First year of world's largest education development impact bond reached 600 schools

The Quality Education India bond, launched in September last year in Gujarat and Delhi, has benefited more than 100,000 students between five and 11 years of age

Indian school students (Photograph: Getty Images)
Indian school students (Photograph: Getty Images)

The world’s largest education development impact bond has helped 30 per cent more children achieve basic literacy and numeracy skills in two areas of India in its first year, the British Asian Trust has said.

The Quality Education India bond, which was launched in September 2018 in Gujarat and Delhi, also helped 40 per cent of the schools on the programme meet or exceed their targets in literacy and numeracy when compared with non-participating schools.

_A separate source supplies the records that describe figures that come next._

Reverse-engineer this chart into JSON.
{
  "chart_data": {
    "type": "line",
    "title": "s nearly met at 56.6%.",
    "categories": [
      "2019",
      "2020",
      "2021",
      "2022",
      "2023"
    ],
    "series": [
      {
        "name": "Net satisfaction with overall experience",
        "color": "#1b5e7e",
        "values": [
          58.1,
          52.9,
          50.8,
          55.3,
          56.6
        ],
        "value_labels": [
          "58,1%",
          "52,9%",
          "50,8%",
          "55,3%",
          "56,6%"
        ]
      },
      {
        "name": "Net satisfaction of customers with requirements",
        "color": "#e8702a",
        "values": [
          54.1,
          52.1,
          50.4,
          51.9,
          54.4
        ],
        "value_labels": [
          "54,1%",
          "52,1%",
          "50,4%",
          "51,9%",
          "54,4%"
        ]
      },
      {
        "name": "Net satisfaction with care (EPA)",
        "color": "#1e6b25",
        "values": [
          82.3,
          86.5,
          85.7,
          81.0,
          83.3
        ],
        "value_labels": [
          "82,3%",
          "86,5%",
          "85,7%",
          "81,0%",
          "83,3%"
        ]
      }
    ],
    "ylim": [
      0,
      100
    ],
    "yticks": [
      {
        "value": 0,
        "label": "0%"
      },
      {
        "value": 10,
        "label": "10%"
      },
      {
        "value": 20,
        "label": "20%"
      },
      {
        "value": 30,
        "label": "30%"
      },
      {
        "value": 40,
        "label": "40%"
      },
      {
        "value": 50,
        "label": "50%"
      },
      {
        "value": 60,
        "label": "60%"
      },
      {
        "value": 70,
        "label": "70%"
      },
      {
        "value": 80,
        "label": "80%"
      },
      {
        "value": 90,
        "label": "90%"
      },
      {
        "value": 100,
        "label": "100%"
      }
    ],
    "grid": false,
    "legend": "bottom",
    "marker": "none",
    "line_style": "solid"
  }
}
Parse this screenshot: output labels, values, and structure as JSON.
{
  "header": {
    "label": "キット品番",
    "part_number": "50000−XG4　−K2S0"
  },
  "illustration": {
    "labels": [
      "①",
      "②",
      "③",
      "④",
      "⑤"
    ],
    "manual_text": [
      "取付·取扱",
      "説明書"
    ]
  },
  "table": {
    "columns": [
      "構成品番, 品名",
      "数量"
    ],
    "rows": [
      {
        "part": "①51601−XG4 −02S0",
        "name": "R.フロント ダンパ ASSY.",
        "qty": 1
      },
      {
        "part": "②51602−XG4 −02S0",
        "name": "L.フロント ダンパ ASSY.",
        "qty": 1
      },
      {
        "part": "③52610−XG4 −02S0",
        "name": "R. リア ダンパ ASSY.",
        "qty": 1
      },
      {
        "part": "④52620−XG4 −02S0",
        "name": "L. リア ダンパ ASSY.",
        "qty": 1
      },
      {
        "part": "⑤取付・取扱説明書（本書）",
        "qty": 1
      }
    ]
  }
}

The programme has reached 600 schools and more than 100,000 students aged five to 11.

The first round of funding for the bond raised $11m (£8.5m), and the charity hoped the bond would double in size to approximately $22m (£16.9m) over the next four years.

The bond’s steering committee comprises the British Asian Trust, the Michael & Susan Dell Foundation, the UBS Optimus Foundation and Tata Trusts, Comic Relief, the Department for International Development, the Mittal Foundation, BT and the Lawrence Ellison Foundation.

Richard Hawkes, chief executive of the British Asian Trust, said: "In many ways, year one was a start-up year for both the bond and the NGOs that were testing the concept and allowing for adjustments to make improvements along the way.

"The ambition remains that the lessons from the DIB will be used to create an education ‘rate card’, an assessment of costs for tried-and-tested delivery outcomes against funding, to improve the quality of education."

Geeta Goel, country director at the Michael & Susan Dell Foundation, said: "The early signs are that outcome-based funding models, with an incentive attached, have the potential to drive quality in education and attract new forms of capital to sustain it.

"There are a number of key lessons from year one, which will help to inform the remainder of the programme, as well as future DIBs and government policy decisions."